In subordine, ridursi l’obbligo portato dal decreto all’effettivo dovuto (anche nulla) tenuto conto sia delle precarie condizioni economiche della ricorrente, che escludono la possibilità di pagamento portata dal decreto, sia dell’incostituzionalità, antigiuridicità ed illegittimità della richiesta di restituzione dei ratei pregressi all’accertamento”.

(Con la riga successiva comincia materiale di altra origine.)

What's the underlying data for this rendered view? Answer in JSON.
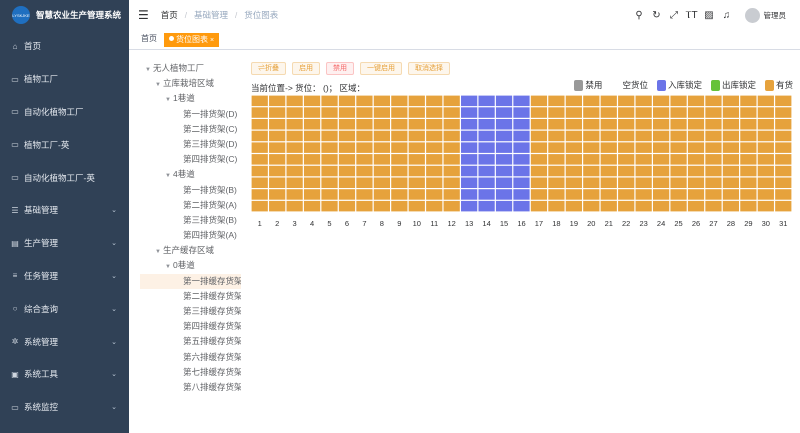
{
  "brand": {
    "logo_text": "LYSKJKE",
    "title": "智慧农业生产管理系统"
  },
  "sidebar": {
    "items": [
      {
        "icon": "home-icon",
        "glyph": "⌂",
        "label": "首页",
        "has_arrow": false
      },
      {
        "icon": "monitor-icon",
        "glyph": "▭",
        "label": "植物工厂",
        "has_arrow": false
      },
      {
        "icon": "monitor-icon",
        "glyph": "▭",
        "label": "自动化植物工厂",
        "has_arrow": false
      },
      {
        "icon": "monitor-icon",
        "glyph": "▭",
        "label": "植物工厂-英",
        "has_arrow": false
      },
      {
        "icon": "monitor-icon",
        "glyph": "▭",
        "label": "自动化植物工厂-英",
        "has_arrow": false
      },
      {
        "icon": "list-icon",
        "glyph": "☰",
        "label": "基础管理",
        "has_arrow": true
      },
      {
        "icon": "document-icon",
        "glyph": "▤",
        "label": "生产管理",
        "has_arrow": true
      },
      {
        "icon": "stack-icon",
        "glyph": "≡",
        "label": "任务管理",
        "has_arrow": true
      },
      {
        "icon": "search-icon",
        "glyph": "○",
        "label": "综合查询",
        "has_arrow": true
      },
      {
        "icon": "gear-icon",
        "glyph": "✲",
        "label": "系统管理",
        "has_arrow": true
      },
      {
        "icon": "toolbox-icon",
        "glyph": "▣",
        "label": "系统工具",
        "has_arrow": true
      },
      {
        "icon": "monitor-icon",
        "glyph": "▭",
        "label": "系统监控",
        "has_arrow": true
      }
    ]
  },
  "breadcrumb": [
    "首页",
    "基础管理",
    "货位图表"
  ],
  "toolbar": {
    "tools": [
      {
        "name": "search-icon",
        "glyph": "⚲"
      },
      {
        "name": "refresh-icon",
        "glyph": "↻"
      },
      {
        "name": "fullscreen-icon",
        "glyph": "⤢"
      },
      {
        "name": "font-size-icon",
        "glyph": "ⲦT"
      },
      {
        "name": "doc-icon",
        "glyph": "▨"
      },
      {
        "name": "bell-icon",
        "glyph": "♫"
      }
    ],
    "username": "管理员"
  },
  "tags": [
    {
      "label": "首页",
      "active": false
    },
    {
      "label": "货位图表",
      "active": true
    }
  ],
  "tree": [
    {
      "label": "无人植物工厂",
      "level": 0,
      "expanded": true
    },
    {
      "label": "立库栽培区域",
      "level": 1,
      "expanded": true
    },
    {
      "label": "1巷道",
      "level": 2,
      "expanded": true
    },
    {
      "label": "第一排货架(D)",
      "level": 3
    },
    {
      "label": "第二排货架(C)",
      "level": 3
    },
    {
      "label": "第三排货架(D)",
      "level": 3
    },
    {
      "label": "第四排货架(C)",
      "level": 3
    },
    {
      "label": "4巷道",
      "level": 2,
      "expanded": true
    },
    {
      "label": "第一排货架(B)",
      "level": 3
    },
    {
      "label": "第二排货架(A)",
      "level": 3
    },
    {
      "label": "第三排货架(B)",
      "level": 3
    },
    {
      "label": "第四排货架(A)",
      "level": 3
    },
    {
      "label": "生产缓存区域",
      "level": 1,
      "expanded": true
    },
    {
      "label": "0巷道",
      "level": 2,
      "expanded": true
    },
    {
      "label": "第一排缓存货架",
      "level": 3,
      "selected": true
    },
    {
      "label": "第二排缓存货架",
      "level": 3
    },
    {
      "label": "第三排缓存货架",
      "level": 3
    },
    {
      "label": "第四排缓存货架",
      "level": 3
    },
    {
      "label": "第五排缓存货架",
      "level": 3
    },
    {
      "label": "第六排缓存货架",
      "level": 3
    },
    {
      "label": "第七排缓存货架",
      "level": 3
    },
    {
      "label": "第八排缓存货架",
      "level": 3
    }
  ],
  "buttons": [
    {
      "label": "⇌折叠",
      "style": "warn"
    },
    {
      "label": "启用",
      "style": "warn"
    },
    {
      "label": "禁用",
      "style": "danger"
    },
    {
      "label": "一键启用",
      "style": "warn"
    },
    {
      "label": "取消选择",
      "style": "warn"
    }
  ],
  "info_text": "当前位置-> 货位： ()；  区域：",
  "legend": [
    {
      "label": "禁用",
      "color": "#999999"
    },
    {
      "label": "空货位",
      "color": "#ffffff"
    },
    {
      "label": "入库锁定",
      "color": "#6b74e8"
    },
    {
      "label": "出库锁定",
      "color": "#67c23a"
    },
    {
      "label": "有货",
      "color": "#e6a23c"
    }
  ],
  "grid": {
    "rows": 10,
    "columns": [
      "1",
      "2",
      "3",
      "4",
      "5",
      "6",
      "7",
      "8",
      "9",
      "10",
      "11",
      "12",
      "13",
      "14",
      "15",
      "16",
      "17",
      "18",
      "19",
      "20",
      "21",
      "22",
      "23",
      "24",
      "25",
      "26",
      "27",
      "28",
      "29",
      "30",
      "31"
    ],
    "inbound_locked_columns": [
      13,
      14,
      15,
      16
    ],
    "colors": {
      "occupied": "#e6a23c",
      "inbound_locked": "#6b74e8"
    }
  }
}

L’Avvocatura dello Stato conclude: “Voglia il signor Pretore dichiarare le carenza di legittimazione passiva del Ministero dell’Interno relativamente alle domande attinenti all’accertamento dei requisiti medico-legali, stante quella del Ministero del Tesoro; rigettare perché infondata la domanda di accertamento medico-legale; dichiarare inammissibile ed improponibile e comunque rigettare ogni avversa e confermare il decreto ingiuntivo opposto con vittoria di spese”.

SVOLGIMENTO DEL PROCESSO

Con ricorso in opposizione a decreto ingiuntivo l’attrice ha chiesto: “Voglia il Signor Pretore di Terni – Sezione Lavoro – contro il Ministero dell’Interno, in persona del legale rappresentante pro tempore, selettivamente domiciliato presso l’Avvocatura Distrettuale dello Stato di Perugia, ivi alla Via degli Offici 14, affinché venga dichiarata, previo accertamento e, se del caso pronuncia della nullità ed inefficacia della richiamata norma e dell’iter amministrativo posto in essere e del conseguente provvedimento di revoca, la nullità e/o comunque l’inefficacia del D.I. opposto (decreto ingiuntivo Pretura Lavoro di Terni n° 1163/98 del 15/09/1998) e conseguentemente nulla dovuto dalla ricorrente di quanto richiesto con il suddetto decreto non sussistendo alcun obbligo al riguardo. Riconoscendosi altresì in ogni caso il diritto della ricorrente al trattamento provvidenziale revocatogli con ogni conseguente pronuncia in ordine all’obbligo della erogazione da parte dell’opposto.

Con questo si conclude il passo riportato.